Celus (as a Django application) uses WSGI to integrate with the server. We use the mod_wsgi Apache module to accomplish this. At first you need to install the module:

>>> yum install python3-mod_wsgi

Then you need to integrate Celus into your Apache configuration. We use the following config in the VirtualHost part of config for our deployment:

# Django stuff - mod_wsgi
TimeOut 300
WSGIScriptAlias /api /opt/celus/config/wsgi.py/api
WSGIScriptAlias /wsEc67YNV2sq /opt/celus/config/wsgi.py/wsEc67YNV2sq
WSGIDaemonProcess celus python-home=/opt/virtualenvs/celus/ python-path=/opt/celus/ processes=8 threads=10
WSGIProcessGroup celus

<Directory /opt/celus/config>
<Files production.wsgi>
Require all granted
</Files>
</Directory>

# Javascript routing needs the following
FallbackResource /index.html

Alias /media/ /var/www/celus/media/

If you use shibboleth for user authentication, you probably also need the following parts in your config:

<Location />
  AuthType shibboleth
  ShibRequestSetting requireSession true
  require valid-user

  RequestHeader set "X-User-Id" "%{accountID}e"
  RequestHeader set "X-Full-Name" "%{givenName}e %{sn}e"
  RequestHeader set "X-First-Name" "%{givenName}e"
  RequestHeader set "X-Last-Name" "%{sn}e"
  RequestHeader set "X-User-Name" "%{uid}e"
  RequestHeader set "X-Mail" "%{mail}e"
  RequestHeader set "X-cn" "%{cn}e"
  RequestHeader set "X-Roles" "%{ntkRole}e"
  RequestHeader set "X-Identity" "%{eppn}e"
</Location>

<Location /api>
  AuthType shibboleth
  # when requireSession is false, 401 is returned instead of 302 which is good for the API
  ShibRequestSetting requireSession false
  require valid-user
</Location>

We also recommend to turn on response compression. For example like this:

<IfModule mod_deflate.c>
  # Compress HTML, CSS, JavaScript, Text, XML and fonts
  AddOutputFilterByType DEFLATE application/javascript
  AddOutputFilterByType DEFLATE application/json
  AddOutputFilterByType DEFLATE application/xhtml+xml
  AddOutputFilterByType DEFLATE application/xml
  AddOutputFilterByType DEFLATE image/svg+xml
  AddOutputFilterByType DEFLATE image/x-icon
  AddOutputFilterByType DEFLATE text/css
  AddOutputFilterByType DEFLATE text/html
  AddOutputFilterByType DEFLATE text/javascript
  AddOutputFilterByType DEFLATE text/plain
  AddOutputFilterByType DEFLATE text/xml

  # Remove browser bugs (only needed for really old browsers)
  BrowserMatch ^Mozilla/4 gzip-only-text/html
  BrowserMatch ^Mozilla/4\.0[678] no-gzip
  BrowserMatch \bMSIE !no-gzip !gzip-only-text/html
  Header append Vary User-Agent
</IfModule>

Creating initial superuser account

In order to log in into the Celus administration system, where you can configure most of the system, like add users, define report types, etc., you need a superuser account. To create one, you need to use the command line on the server and a Django management command createsuperuser:

>>> cd /root/
>>> source activate_virtualenv.sh
>>> cd /opt/celus
>>> python manage.py createsuperuser

You will be prompted for the username, email and password of the superuser.

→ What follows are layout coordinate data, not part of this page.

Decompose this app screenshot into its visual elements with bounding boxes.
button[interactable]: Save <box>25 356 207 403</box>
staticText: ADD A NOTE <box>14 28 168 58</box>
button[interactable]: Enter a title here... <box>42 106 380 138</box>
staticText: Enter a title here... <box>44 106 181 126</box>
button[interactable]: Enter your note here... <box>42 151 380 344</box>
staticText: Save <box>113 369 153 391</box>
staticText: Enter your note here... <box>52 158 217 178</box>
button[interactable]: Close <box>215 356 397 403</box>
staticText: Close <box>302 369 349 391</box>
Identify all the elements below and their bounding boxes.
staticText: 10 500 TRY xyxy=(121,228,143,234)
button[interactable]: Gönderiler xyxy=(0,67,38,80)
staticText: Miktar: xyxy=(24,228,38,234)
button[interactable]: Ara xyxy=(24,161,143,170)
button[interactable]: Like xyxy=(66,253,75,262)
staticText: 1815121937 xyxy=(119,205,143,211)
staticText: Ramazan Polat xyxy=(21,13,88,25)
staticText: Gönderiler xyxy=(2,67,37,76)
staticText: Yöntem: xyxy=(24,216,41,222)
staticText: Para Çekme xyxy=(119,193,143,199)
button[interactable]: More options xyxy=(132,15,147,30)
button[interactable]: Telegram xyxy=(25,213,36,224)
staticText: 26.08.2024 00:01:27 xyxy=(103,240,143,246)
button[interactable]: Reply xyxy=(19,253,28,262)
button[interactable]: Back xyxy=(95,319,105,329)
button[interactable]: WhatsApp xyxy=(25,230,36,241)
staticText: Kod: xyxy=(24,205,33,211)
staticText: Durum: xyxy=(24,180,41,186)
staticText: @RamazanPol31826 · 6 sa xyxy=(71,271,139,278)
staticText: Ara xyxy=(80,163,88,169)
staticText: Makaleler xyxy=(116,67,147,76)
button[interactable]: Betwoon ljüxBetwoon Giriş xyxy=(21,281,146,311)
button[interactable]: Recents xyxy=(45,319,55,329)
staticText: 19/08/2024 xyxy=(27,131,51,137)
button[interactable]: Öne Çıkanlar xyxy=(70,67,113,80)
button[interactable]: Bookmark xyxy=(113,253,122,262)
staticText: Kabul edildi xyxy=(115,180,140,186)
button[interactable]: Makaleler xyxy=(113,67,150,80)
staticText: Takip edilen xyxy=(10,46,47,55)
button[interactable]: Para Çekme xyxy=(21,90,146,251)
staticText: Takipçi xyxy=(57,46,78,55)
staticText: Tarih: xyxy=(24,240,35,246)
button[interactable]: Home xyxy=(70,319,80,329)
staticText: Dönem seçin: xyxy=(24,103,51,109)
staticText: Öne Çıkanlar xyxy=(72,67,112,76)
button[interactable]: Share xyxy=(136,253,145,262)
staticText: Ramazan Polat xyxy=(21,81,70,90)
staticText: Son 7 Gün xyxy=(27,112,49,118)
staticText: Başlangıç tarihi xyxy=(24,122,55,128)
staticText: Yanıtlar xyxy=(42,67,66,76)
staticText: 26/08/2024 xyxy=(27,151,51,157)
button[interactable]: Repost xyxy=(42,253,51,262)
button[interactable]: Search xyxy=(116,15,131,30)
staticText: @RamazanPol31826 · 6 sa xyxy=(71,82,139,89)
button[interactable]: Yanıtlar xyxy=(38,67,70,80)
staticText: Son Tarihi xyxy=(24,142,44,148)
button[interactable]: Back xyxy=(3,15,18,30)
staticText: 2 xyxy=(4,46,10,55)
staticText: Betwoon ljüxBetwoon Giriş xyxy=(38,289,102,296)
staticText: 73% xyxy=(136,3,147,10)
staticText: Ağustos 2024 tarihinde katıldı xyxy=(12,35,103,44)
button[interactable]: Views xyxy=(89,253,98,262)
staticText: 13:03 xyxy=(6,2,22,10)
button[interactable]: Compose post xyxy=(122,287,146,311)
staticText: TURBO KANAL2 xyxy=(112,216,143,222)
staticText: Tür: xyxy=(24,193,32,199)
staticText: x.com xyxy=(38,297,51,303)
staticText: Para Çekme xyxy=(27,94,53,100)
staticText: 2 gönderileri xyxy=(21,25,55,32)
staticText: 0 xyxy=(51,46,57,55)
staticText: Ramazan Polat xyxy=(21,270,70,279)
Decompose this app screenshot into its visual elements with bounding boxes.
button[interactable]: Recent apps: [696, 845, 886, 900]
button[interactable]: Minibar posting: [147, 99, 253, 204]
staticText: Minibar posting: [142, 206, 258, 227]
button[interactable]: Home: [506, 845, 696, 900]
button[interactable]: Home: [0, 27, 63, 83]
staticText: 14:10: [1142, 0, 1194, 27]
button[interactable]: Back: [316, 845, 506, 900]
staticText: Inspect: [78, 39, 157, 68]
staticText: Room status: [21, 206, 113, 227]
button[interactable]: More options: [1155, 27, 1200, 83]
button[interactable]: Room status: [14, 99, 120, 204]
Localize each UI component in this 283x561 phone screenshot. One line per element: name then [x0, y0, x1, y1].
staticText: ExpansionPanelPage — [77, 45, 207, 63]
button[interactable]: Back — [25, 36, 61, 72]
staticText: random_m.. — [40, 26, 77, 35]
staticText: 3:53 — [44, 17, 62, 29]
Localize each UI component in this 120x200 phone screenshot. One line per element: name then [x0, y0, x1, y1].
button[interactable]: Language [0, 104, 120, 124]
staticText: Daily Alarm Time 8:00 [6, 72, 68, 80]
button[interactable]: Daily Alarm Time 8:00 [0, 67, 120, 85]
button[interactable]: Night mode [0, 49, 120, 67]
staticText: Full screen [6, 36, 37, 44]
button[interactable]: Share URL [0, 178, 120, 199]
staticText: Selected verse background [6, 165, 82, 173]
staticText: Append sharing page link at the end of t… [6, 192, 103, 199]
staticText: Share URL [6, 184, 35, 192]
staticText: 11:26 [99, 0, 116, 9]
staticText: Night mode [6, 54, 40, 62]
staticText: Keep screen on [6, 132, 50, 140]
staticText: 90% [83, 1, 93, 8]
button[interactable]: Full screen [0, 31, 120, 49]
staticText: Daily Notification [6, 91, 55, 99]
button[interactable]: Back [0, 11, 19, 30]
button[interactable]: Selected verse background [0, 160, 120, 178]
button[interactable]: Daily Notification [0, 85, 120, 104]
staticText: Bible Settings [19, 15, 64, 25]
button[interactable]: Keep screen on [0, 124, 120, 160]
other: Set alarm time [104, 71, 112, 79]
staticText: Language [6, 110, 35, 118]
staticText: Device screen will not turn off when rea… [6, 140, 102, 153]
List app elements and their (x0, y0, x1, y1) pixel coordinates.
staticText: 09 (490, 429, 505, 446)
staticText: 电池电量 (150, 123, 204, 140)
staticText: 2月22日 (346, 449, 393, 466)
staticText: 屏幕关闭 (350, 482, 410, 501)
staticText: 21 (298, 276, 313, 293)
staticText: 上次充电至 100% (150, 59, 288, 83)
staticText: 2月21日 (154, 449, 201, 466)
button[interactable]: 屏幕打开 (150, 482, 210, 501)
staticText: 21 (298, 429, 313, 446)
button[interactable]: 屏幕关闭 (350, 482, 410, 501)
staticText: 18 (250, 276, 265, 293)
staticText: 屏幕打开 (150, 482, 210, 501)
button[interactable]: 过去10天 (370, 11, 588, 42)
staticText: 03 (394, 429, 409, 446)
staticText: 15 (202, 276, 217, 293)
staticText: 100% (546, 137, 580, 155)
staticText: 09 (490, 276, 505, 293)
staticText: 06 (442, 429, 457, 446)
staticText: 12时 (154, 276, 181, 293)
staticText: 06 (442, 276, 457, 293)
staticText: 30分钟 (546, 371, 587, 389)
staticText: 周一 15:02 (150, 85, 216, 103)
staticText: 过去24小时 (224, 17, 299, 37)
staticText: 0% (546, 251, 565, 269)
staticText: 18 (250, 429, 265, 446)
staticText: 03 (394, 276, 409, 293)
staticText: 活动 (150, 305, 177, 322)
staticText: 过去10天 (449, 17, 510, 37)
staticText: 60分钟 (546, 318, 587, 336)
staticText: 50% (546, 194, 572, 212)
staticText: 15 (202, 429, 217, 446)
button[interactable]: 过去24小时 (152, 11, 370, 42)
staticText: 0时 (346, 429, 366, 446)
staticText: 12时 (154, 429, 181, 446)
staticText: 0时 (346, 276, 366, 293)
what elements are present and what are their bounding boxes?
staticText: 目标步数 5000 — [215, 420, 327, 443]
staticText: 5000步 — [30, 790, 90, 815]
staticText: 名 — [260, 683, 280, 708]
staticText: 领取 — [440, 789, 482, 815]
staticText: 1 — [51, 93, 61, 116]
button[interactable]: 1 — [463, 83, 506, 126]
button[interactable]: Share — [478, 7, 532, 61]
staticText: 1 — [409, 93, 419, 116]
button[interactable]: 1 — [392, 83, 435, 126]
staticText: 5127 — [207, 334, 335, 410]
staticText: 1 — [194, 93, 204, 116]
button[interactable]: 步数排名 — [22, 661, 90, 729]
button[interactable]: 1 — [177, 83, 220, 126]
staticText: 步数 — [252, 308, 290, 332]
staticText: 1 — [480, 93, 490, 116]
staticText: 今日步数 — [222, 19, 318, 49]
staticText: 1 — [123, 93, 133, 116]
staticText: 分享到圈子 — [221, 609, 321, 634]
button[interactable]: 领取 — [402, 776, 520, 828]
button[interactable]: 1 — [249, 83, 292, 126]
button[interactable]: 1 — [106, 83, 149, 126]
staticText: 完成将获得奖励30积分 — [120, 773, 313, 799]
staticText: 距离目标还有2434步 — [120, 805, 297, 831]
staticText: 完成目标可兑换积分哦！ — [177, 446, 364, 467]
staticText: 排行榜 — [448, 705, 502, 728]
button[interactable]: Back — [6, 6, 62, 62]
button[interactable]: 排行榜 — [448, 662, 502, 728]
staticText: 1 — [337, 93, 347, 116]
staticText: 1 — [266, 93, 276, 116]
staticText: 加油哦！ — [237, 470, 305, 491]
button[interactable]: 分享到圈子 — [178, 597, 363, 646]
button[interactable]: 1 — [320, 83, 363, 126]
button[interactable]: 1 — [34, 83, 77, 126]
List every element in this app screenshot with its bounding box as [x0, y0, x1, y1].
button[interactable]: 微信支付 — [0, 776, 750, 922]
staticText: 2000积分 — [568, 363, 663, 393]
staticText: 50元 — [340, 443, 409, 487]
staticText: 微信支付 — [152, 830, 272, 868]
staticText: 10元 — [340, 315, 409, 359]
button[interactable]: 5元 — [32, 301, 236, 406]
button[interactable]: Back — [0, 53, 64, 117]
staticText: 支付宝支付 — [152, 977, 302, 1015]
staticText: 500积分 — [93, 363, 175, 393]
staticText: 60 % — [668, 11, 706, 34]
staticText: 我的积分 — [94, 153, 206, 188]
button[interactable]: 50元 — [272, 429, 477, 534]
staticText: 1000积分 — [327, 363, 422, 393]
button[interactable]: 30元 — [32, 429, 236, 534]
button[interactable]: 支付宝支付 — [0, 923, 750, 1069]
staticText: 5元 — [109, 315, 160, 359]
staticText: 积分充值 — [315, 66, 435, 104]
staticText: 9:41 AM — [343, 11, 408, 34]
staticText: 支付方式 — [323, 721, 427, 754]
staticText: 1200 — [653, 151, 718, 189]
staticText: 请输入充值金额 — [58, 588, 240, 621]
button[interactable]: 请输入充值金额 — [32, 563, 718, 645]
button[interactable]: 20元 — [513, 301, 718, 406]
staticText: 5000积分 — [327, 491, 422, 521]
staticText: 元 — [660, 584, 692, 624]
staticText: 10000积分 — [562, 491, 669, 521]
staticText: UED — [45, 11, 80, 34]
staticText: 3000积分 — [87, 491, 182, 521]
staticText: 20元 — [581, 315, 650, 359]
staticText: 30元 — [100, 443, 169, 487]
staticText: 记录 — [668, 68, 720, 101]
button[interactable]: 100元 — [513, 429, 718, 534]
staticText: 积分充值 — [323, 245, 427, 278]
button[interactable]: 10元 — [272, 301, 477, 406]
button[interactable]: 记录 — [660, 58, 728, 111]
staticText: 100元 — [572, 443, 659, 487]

Note: You can read more about the Django management commands and the activation of python virtual environment in Using command line management scripts.

Loading initial data into the database

In Celus many parts of the system are not hard-coded but driven by the configuration stored in the application database. Just after installation this database is empty and thus many essential pieces are missing, such as the definitions of report types, data dimensions, etc.

Because bootstrapping the whole system manually would be a lot of work which would be the same between installs, we provide basic set of reports, dimensions, etc. with Celus. This data are meant to be used only once for bootstrapping the system. If you have already made your own changes in the system database, you could lose data by repeating the procedure described below, so be careful.

Similarly to superuser account creation, this procedure involves Using command line management scripts.

Assuming you are in the /opt/celus installation directory, just run:

>>> python manage.py loaddata data/initial-data.json

You will be presented with a report that objects have been installed from the fixture.